The court's spokesperson did not clarify the legal basis for issuing the injunction.
'The most shocking Holocaust item'
Tzolman's auctions had listed eight original numerical digit stamps that had been used to brand inmates at the Auschwitz-Birkenau concentration camp, where nearly 1 million Jewish people were killed, along with tens of thousands of Polish Catholics, Roma and Soviet prisoners of war from 1940 to 1945.
Tzolman told an interviewer prior to the auction that he was the grandson of a Holocaust survivor. He said the auction was a way to ensure the objects found their way to "the right hands."
"The seller is determined to sell any way necessary," Tzolman said. "We received calls from tens of people who want to bid on this item and donate it," he added. "Each one noted a name of a different museum related to the Holocaust."
Tzolman would also receive 25% commission on the sale.
He had listed the items on his auction website with the descriptor "The most shocking Holocaust item" and a note that only three such stamp kits were known to exist in the world. The one he was selling was the largest.
Tzolman put the expected sale value at $30,000 to $40,000 (€25,900-€34,500).
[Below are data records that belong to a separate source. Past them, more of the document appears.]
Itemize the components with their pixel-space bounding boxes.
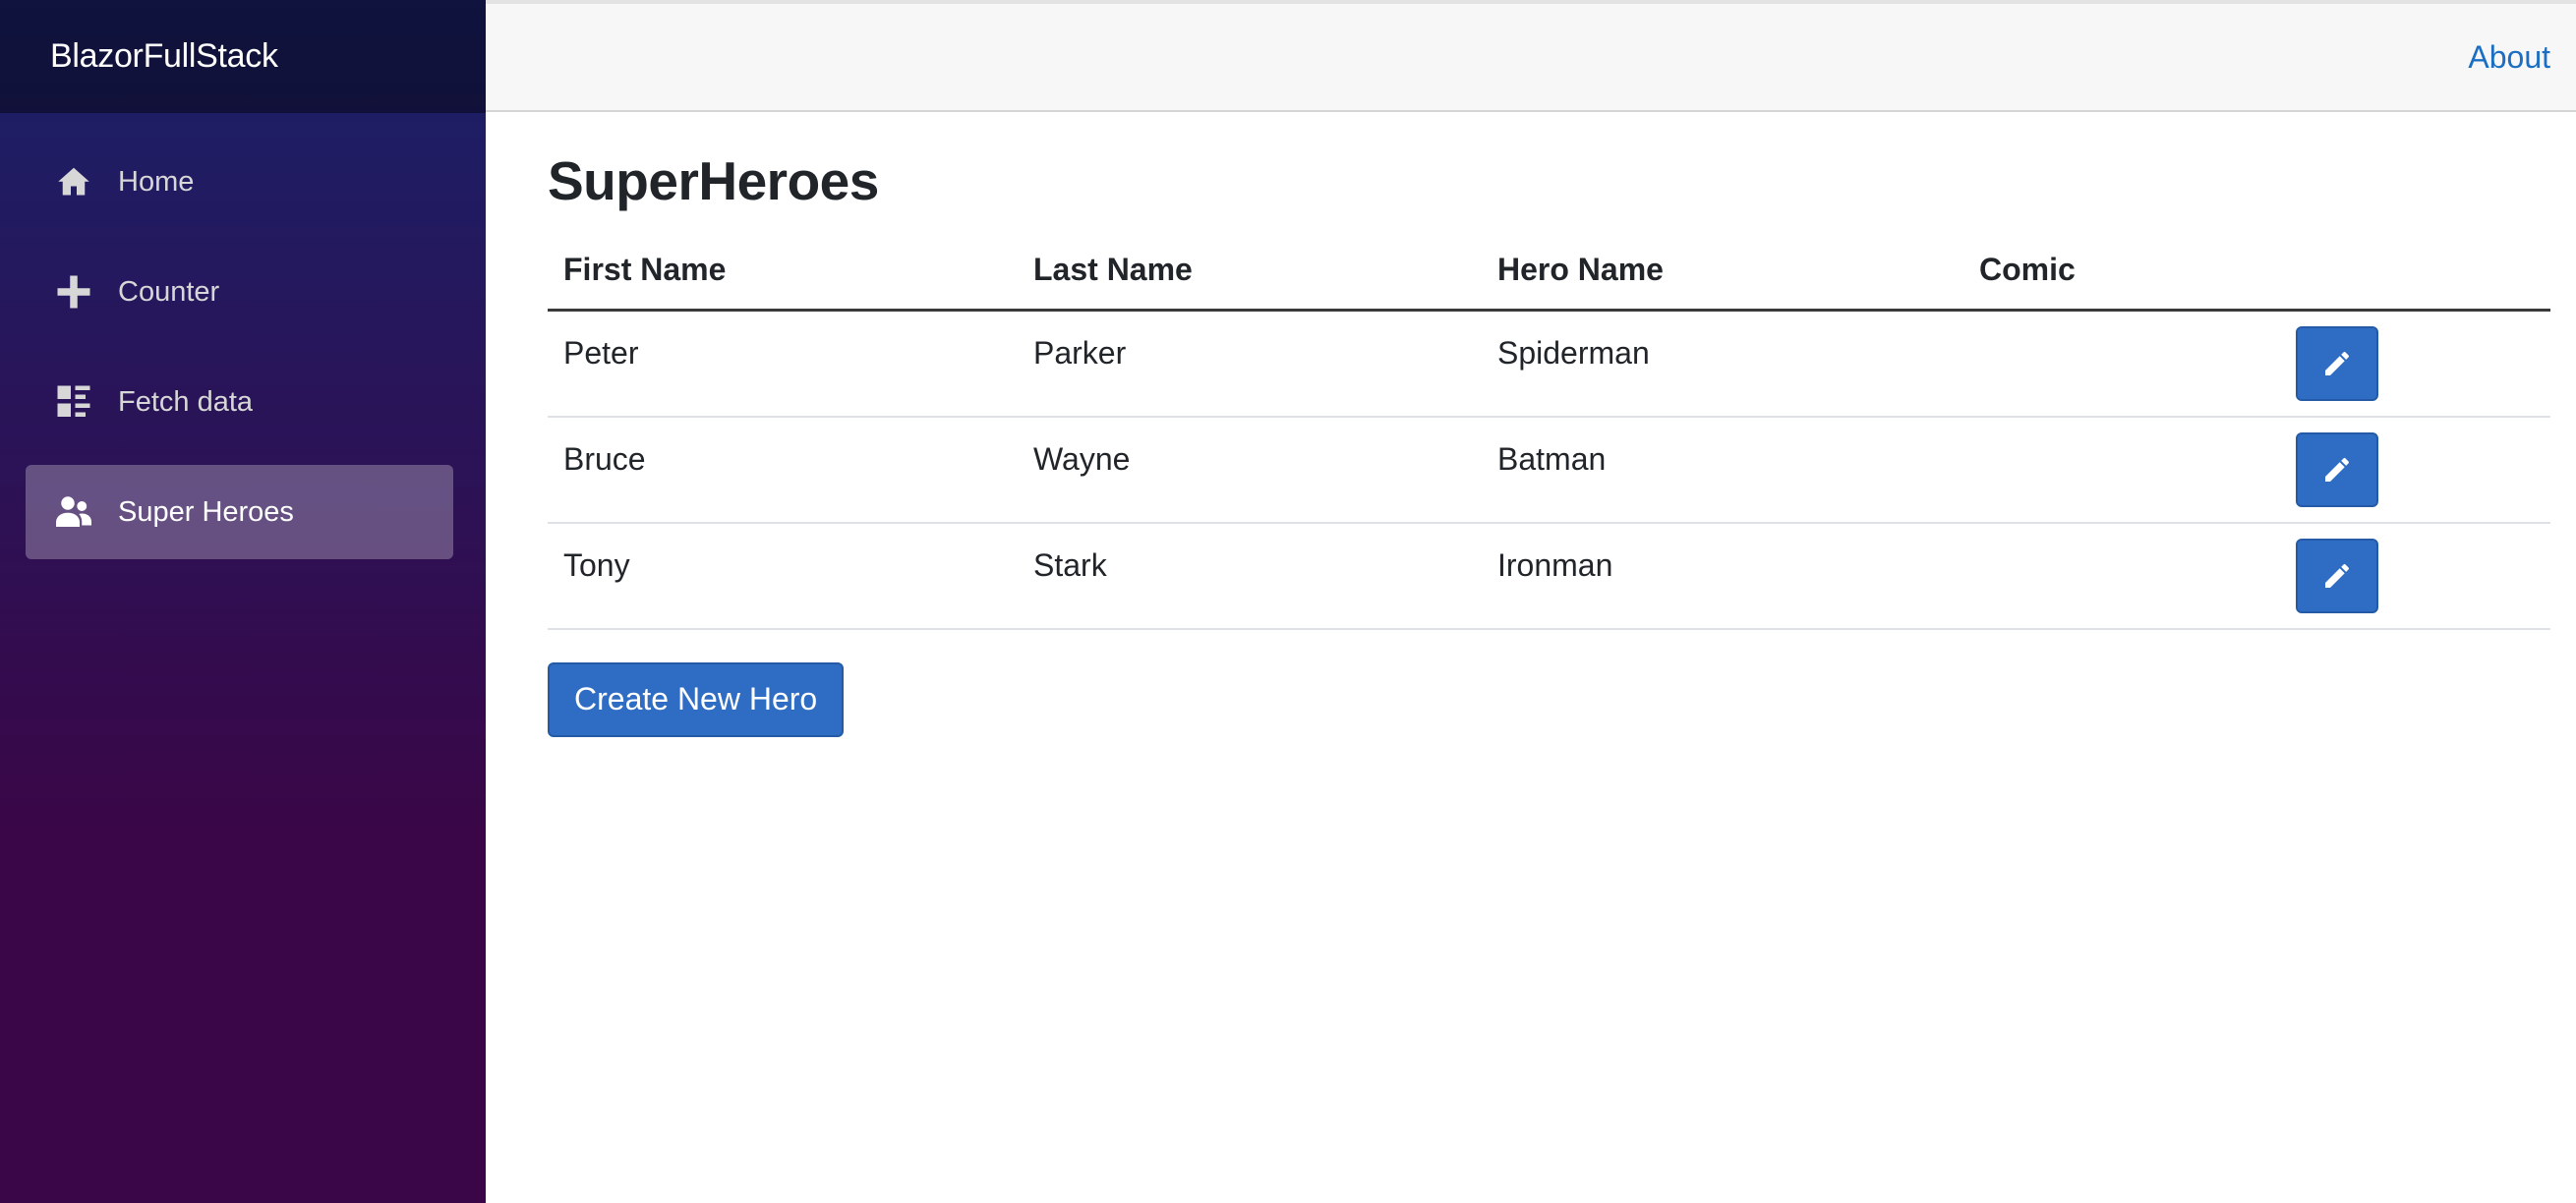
- sidebar-item-label: Home: [118, 165, 195, 198]
- cell-last-name: Parker: [1018, 310, 1482, 418]
- cell-hero-name: Batman: [1482, 416, 1963, 524]
- edit-button[interactable]: [2296, 326, 2378, 401]
- cell-last-name: Stark: [1018, 522, 1482, 630]
- create-new-hero-button[interactable]: Create New Hero: [548, 661, 845, 737]
- edit-button[interactable]: [2296, 538, 2378, 613]
- cell-hero-name: Ironman: [1482, 522, 1963, 630]
- pencil-icon: [2325, 563, 2349, 588]
- sidebar-item-label: Super Heroes: [118, 495, 294, 528]
- plus-icon: [55, 273, 92, 311]
- cell-comic: [1963, 522, 2280, 630]
- table-header: First Name Last Name Hero Name Comic: [548, 230, 2550, 312]
- column-header-last-name: Last Name: [1018, 230, 1482, 312]
- table-row: Tony Stark Ironman: [548, 522, 2550, 630]
- sidebar: BlazorFullStack Home Counter Fetch data …: [0, 0, 486, 1203]
- cell-actions: [2280, 522, 2550, 630]
- cell-last-name: Wayne: [1018, 416, 1482, 524]
- edit-button[interactable]: [2296, 431, 2378, 507]
- top-row: About: [486, 4, 2576, 112]
- column-header-comic: Comic: [1963, 230, 2280, 312]
- column-header-actions: [2280, 230, 2550, 312]
- cell-first-name: Peter: [548, 310, 1018, 418]
- content: SuperHeroes First Name Last Name Hero Na…: [486, 149, 2576, 737]
- table-body: Peter Parker Spiderman Bruce Wayne Batma…: [548, 310, 2550, 630]
- cell-comic: [1963, 310, 2280, 418]
- main-area: About SuperHeroes First Name Last Name H…: [486, 0, 2576, 1203]
- column-header-hero-name: Hero Name: [1482, 230, 1963, 312]
- table-row: Bruce Wayne Batman: [548, 416, 2550, 524]
- sidebar-item-counter[interactable]: Counter: [26, 245, 453, 339]
- sidebar-item-fetch-data[interactable]: Fetch data: [26, 355, 453, 449]
- cell-actions: [2280, 416, 2550, 524]
- heroes-table: First Name Last Name Hero Name Comic Pet…: [548, 230, 2550, 630]
- cell-comic: [1963, 416, 2280, 524]
- about-link[interactable]: About: [2468, 39, 2550, 76]
- table-row: Peter Parker Spiderman: [548, 310, 2550, 418]
- cell-actions: [2280, 310, 2550, 418]
- sidebar-item-super-heroes[interactable]: Super Heroes: [26, 465, 453, 559]
- people-icon: [55, 493, 92, 531]
- app-root: BlazorFullStack Home Counter Fetch data …: [0, 0, 2576, 1203]
- column-header-first-name: First Name: [548, 230, 1018, 312]
- brand-bar: BlazorFullStack: [0, 0, 486, 113]
- table-header-row: First Name Last Name Hero Name Comic: [548, 230, 2550, 312]
- pencil-icon: [2325, 351, 2349, 375]
- cell-first-name: Bruce: [548, 416, 1018, 524]
- sidebar-item-home[interactable]: Home: [26, 135, 453, 229]
- home-icon: [55, 163, 92, 200]
- list-icon: [55, 383, 92, 421]
- pencil-icon: [2325, 457, 2349, 482]
- sidebar-item-label: Counter: [118, 275, 220, 308]
- page-title: SuperHeroes: [548, 150, 879, 211]
- cell-hero-name: Spiderman: [1482, 310, 1963, 418]
- cell-first-name: Tony: [548, 522, 1018, 630]
- brand-title[interactable]: BlazorFullStack: [50, 37, 278, 76]
- sidebar-nav: Home Counter Fetch data Super Heroes: [0, 113, 486, 559]
- sidebar-item-label: Fetch data: [118, 385, 254, 418]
Bidding had reached $3,400 by Wednesday when the website shut the sale down on account of the court-ordered suspension.
Object of evil that belongs to humanity
The Center Organizations of Holocaust Survivors in Israel successfully filed with the Tel Aviv district court to have the sale blocked for now.
The group's attorney, David Fohrer, wrote in his appeal that "such an evil item can't have an owner," adding that it "is not private property, rather a horrific monument belonging to the entire public, and serving as evidence to the crimes of the Nazis and their aides."
Colette Avital, head of the organization, told AFP that "these are objects that were used for especially cruel crimes to turn people from humans into numbers."
Pawel Sawicki, a press officer at the Auschwitz memorial in Poland, told Reuters that "if they would be authentic, then the very fact that such unique historical items are put up for auction — and not given to an institution that commemorates the victims and educates about the tragedy of Auschwitz — deserves the words of protest and condemnation."